Squamish Nation holding out on regional transit MOU 

Pemberton Council Briefs: Comprehensive bylaw amendment; painted crosswalks

click to enlarge PHOTO BY JOEL BARDE - Hard at it To the relief of parents and VOP council, crews were hard at work painting the crosswalks on Oct. 16.
  • photo by Joel Barde
  • Hard at it To the relief of parents and VOP council, crews were hard at work painting the crosswalks on Oct. 16.

In a verbal update on regional transit, Village of Pemberton (VOP) Chief Administrative Officer Nikki Gilmore told VOP council that the Squamish Nation has yet to sign on to a memorandum of understanding between stakeholder communities.

Speaking at Pemberton's Oct. 16 regular council meeting, Gilmore explained that while the Squamish Nation is supportive of regional transit in the Sea to Sky corridor, the First Nation needs to determine precisely how it wants to participate.

"They are concerned with the financial component, and do not want to commit at this time," said Gilmore.

The memorandum of understanding sets out principles for the parties to work towards (such as fair distribution of costs among benefitting communities) and minimum service levels. The MOU also establishes that the system will be governed under a commission-type system rather than under the jurisdiction of the Squamish Lillooet Regional District (SLRD).

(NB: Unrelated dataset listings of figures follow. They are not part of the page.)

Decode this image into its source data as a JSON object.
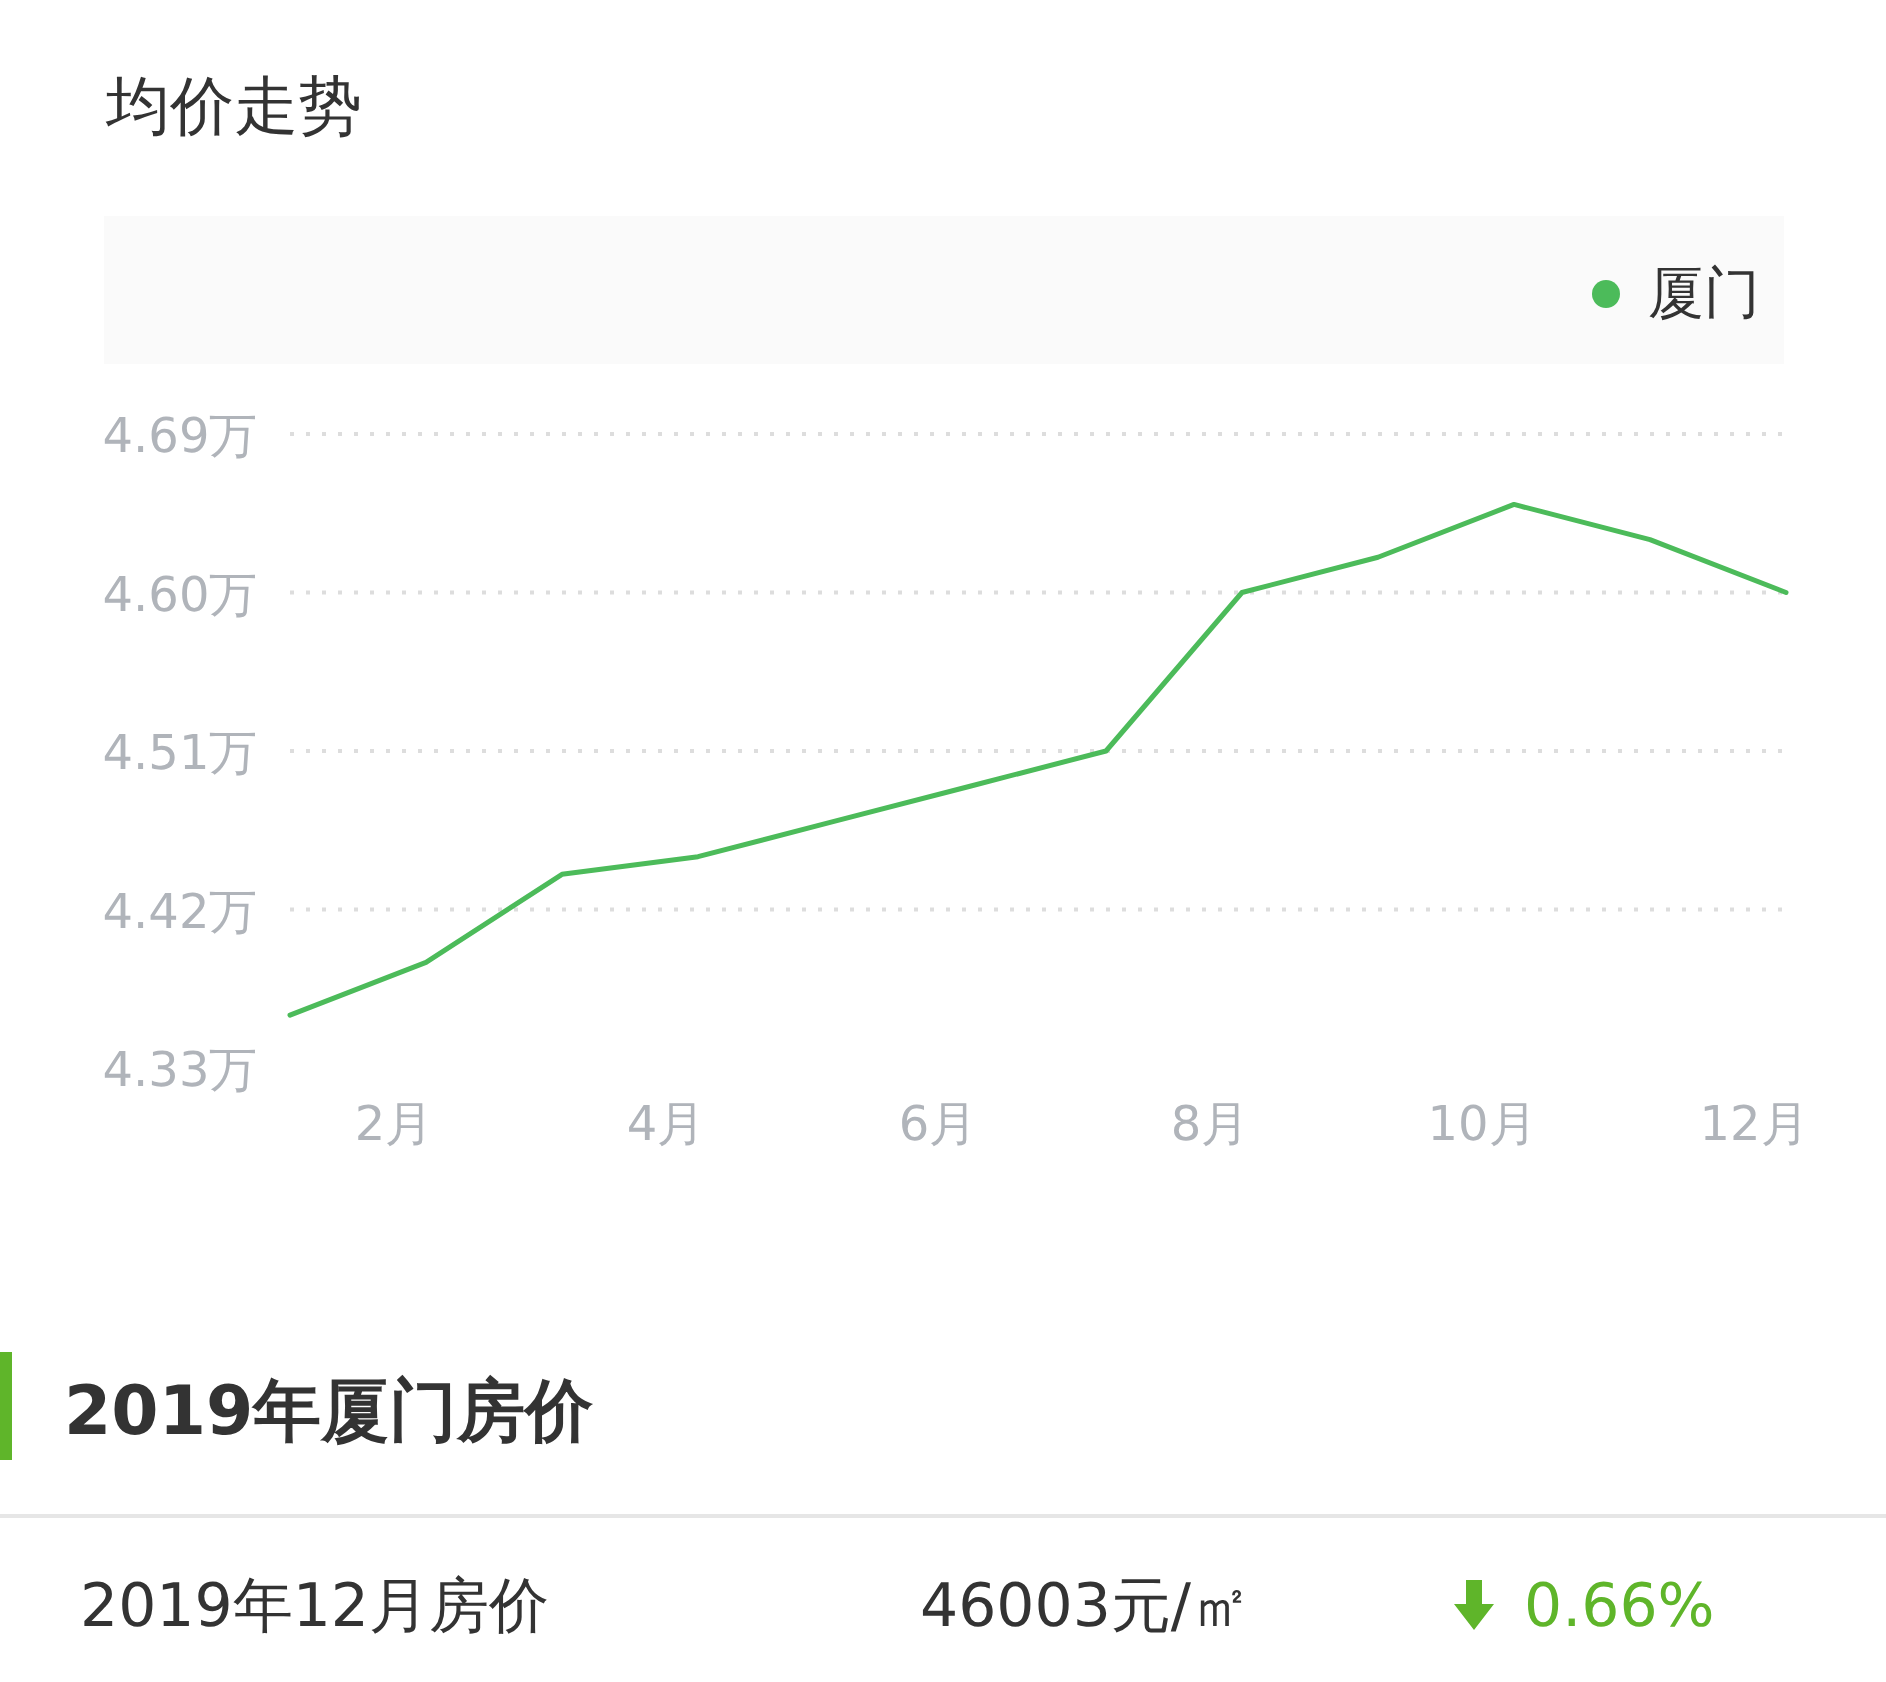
{
  "chart_data": {
    "type": "line",
    "title": "均价走势",
    "categories": [
      null,
      "2月",
      null,
      "4月",
      null,
      "6月",
      null,
      "8月",
      null,
      "10月",
      null,
      "12月"
    ],
    "series": [
      {
        "name": "厦门",
        "color": "#4cbb5a",
        "values": [
          4.36,
          4.39,
          4.44,
          4.45,
          4.47,
          4.49,
          4.51,
          4.6,
          4.62,
          4.65,
          4.63,
          4.6
        ]
      }
    ],
    "ylim": [
      4.33,
      4.69
    ],
    "yticks": [
      {
        "value": 4.33,
        "label": "4.33万"
      },
      {
        "value": 4.42,
        "label": "4.42万"
      },
      {
        "value": 4.51,
        "label": "4.51万"
      },
      {
        "value": 4.6,
        "label": "4.60万"
      },
      {
        "value": 4.69,
        "label": "4.69万"
      }
    ],
    "grid": "y",
    "legend": "top right",
    "marker": "none",
    "line_style": "solid",
    "annotations": [
      "2019年厦门房价",
      "2019年12月房价",
      "46003元/㎡",
      "0.66%"
    ]
  }
}
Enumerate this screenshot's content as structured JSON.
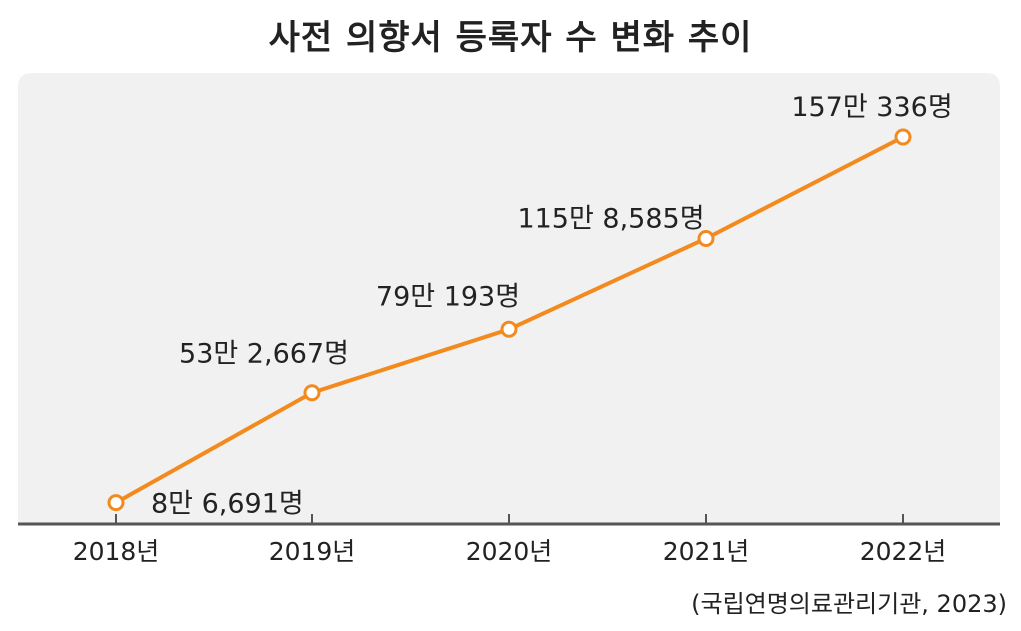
{
  "chart_data": {
    "type": "line",
    "title": "사전 의향서 등록자 수 변화 추이",
    "source": "(국립연명의료관리기관, 2023)",
    "categories": [
      "2018년",
      "2019년",
      "2020년",
      "2021년",
      "2022년"
    ],
    "values": [
      86691,
      532667,
      790193,
      1158585,
      1570336
    ],
    "data_labels": [
      "8만 6,691명",
      "53만 2,667명",
      "79만 193명",
      "115만 8,585명",
      "157만 336명"
    ],
    "ylim": [
      0,
      1830000
    ],
    "grid": false,
    "colors": {
      "line": "#f28a1e",
      "plot_bg": "#f1f1f1",
      "axis": "#555555"
    }
  }
}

The VOP, Squamish, Lil'wat Nation, and Whistler have all signed on to the agreement, which has been hailed as an important landmark for establishing the long-awaited system.

Despite the setback, the Sea to Sky stakeholder communities appear to be making some progress.

At its last regular council meeting on Oct. 2, VOP council endorsed a resolution from the SLRD calling for the establishment of a motor-fuel tax in the Sea to Sky corridor that would be used to assist in the financing of the system, which would increase public transportation options between Whistler and Pemberton and create a public transportation option from Vancouver to Pemberton.

Gilmore also noted that the SLRD has reallocated Regional Transit Reserves in the amount of $50,000 to hire someone to further the work of the regional transit system full-time.

In her remarks to council on Oct. 16, Gilmore said that while there is a lot of "leg work to be done" in terms of establishing the financing model for the system, stakeholder communities are having productive discussions with the provincial representatives.

"Given the rate this is going, it's unclear whether or not this (hire) could be utilized at this point," said Gilmore. "But if there are delays then it makes a lot of sense to have this individual hired."

When asked about the Squamish Nation development, VOP Mayor Mike Richman acknowledged it may make it more challenging to get the system up and running by its target date of fall 2019.

Said Richman: "In light of the fact that none of us have had that conversation with the Squamish Nation to see where they're at, I don't know (if it will cause a delay).

"I'm hoping that it's a productive conversation that moves this along

Comprehensive update

At its Oct. 16 regular council meeting, VOP council amended the comprehensive zoning bylaw that was passed this summer.

The changes apply to developments Sunstone, The Ridge, and Tiyata.

According to a staff report, while the new bylaw made a number of significant changes, zoning for the aforementioned developments was not intended to be changed—but was.

"It appears that in translating the information to the new Zoning Bylaw No. 832, 2018, some information was inadvertently omitted or erroneous," read the report. "The amendments proposed are intended to reflect the zoning entitlements that existed before the introduction of Zoning Bylaw 832, 2018."

Richman said that the amendments are minor and reflect what council had previously decided upon for those areas in question.

"They're minor changes in terms of some setbacks and density," he said.

"Long conversations were had about (the zoning regulation) ... it was approved to go ahead, and now we want to make sure this zoning bylaw reflects those conversations."


After significant public outcry, work crews are hard at work painting the crosswalks along Portage Road.

Both Pemberton council and community members have been calling on the province—which has jurisdiction over the crosswalks—to paint them for months, as the crosswalks are faded and pose a safety risk to the community.

At its last regular council meeting, council instructed staff to send a letter to the Ministry of Transportation calling for swift action and expressing its frustration with the situation.

At its Oct. 16 meeting, council instructed staff to rescind that letter and to send something different.

The new letter will ask that the province set aside an annual budget for the painting and create a timeline for when the work will be complete.

At Councillor Ted Craddock's suggestion, the letter will also insist the crosswalks be painted "prior to school opening."